My folks bought sides of beef and pork for years from a local meat processor who maintained a cold locker. Of course they had the sides broken down into ground, steaks, tenderloins, hocks, etc. But we always had (or at least I remember having) great meat dishes. And I’m sure they got a better price than buying over the counter.

I’ve been patronizing a local meat shop for a couple of years now. The Arroyo Grande Meat Compnay has been in the same building (under several owners) for over one hundred years now. There is an ancient photograph of the store with racks of meat hanging out in front, and the interior still has long beams across the ceiling with hooks for hanging product. I imagine the floor was covered with saw dust back in those days. Henry operates the same smokehouse that has always been there and I’m sure it’s “cure” lends alot of flavor to his hams, sausage, and bacon.
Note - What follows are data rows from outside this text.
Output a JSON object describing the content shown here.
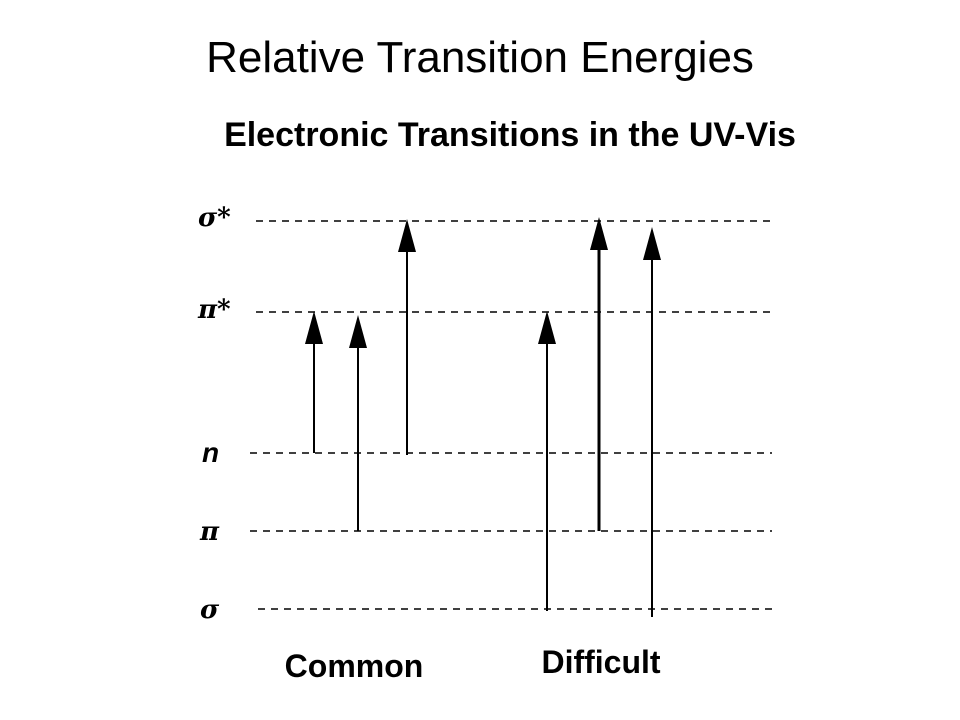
{
  "slide": {
    "title": "Relative Transition Energies"
  },
  "diagram": {
    "subtitle": "Electronic Transitions in the UV-Vis",
    "levels": [
      {
        "id": "sigma_star",
        "label": "σ*"
      },
      {
        "id": "pi_star",
        "label": "π*"
      },
      {
        "id": "n",
        "label": "n"
      },
      {
        "id": "pi",
        "label": "π"
      },
      {
        "id": "sigma",
        "label": "σ"
      }
    ],
    "groups": [
      {
        "label": "Common",
        "transitions": [
          {
            "from": "n",
            "to": "pi_star"
          },
          {
            "from": "pi",
            "to": "pi_star"
          },
          {
            "from": "n",
            "to": "sigma_star"
          }
        ]
      },
      {
        "label": "Difficult",
        "transitions": [
          {
            "from": "sigma",
            "to": "pi_star"
          },
          {
            "from": "pi",
            "to": "sigma_star"
          },
          {
            "from": "sigma",
            "to": "sigma_star"
          }
        ]
      }
    ]
  }
}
I pay more for his stuff, but it’s more than worth it; fresher meat, aged if I ask him to, custom cut bacons, chops, chicken. Henry also butchers for local ranchers and processes game animals. It isn’t uncommon to climb the stairs to the rear entry (the VIP entrance), turn the corner and find a hog, or deer hanging from the mono-rail waiting for his attention. There’s something literally visceral about the whole experience. I hunted when I was younger, same experience.

I don’t know how “designer” food can be changed in the US. Food Network is certainly contributing to the “problem” in a lot of ways… again Cupcake Wars, promoting “eye candy”. Any of the chef programming emphasizing “the plate” versus the food itself… I’m wandering here. But basically… there should be more emphasis on how the average person buys and prepares food, on a daily level. Alton Brown to some extent teaches this (or did earlier in his FN career), Jamie Oliver (in particular) promotes what you bring up.

I grew up in rural Indiana, and I’m just old enough (60) to have been exposed to the way the food chain used to work; local butchers, fruit and vegetable stands (in the summer (my mom canned everything)), a big garden in the back yard, neighbors with chickens, corner bakeries, a local creamery that delivered to our house, etc.

Regretfully, fewer, and fewer people have the time, budget, or know how to exist this way anymore. By the time the product gets to the market, even “fresh” foods are three days old… … :frowning:

An observation?

Does anyone else find that the “organic” vegetables found in local super markets are, on the whole, less “fresh” than their non-organic counterparts?

I do. I can only attribute a lack of freshness to longer supply chains. Locally grown (farmer’s market) produce does not seem to suffer from the field-to-consumer time lag. And while I generally prefer organically grown products, I defer to freshness.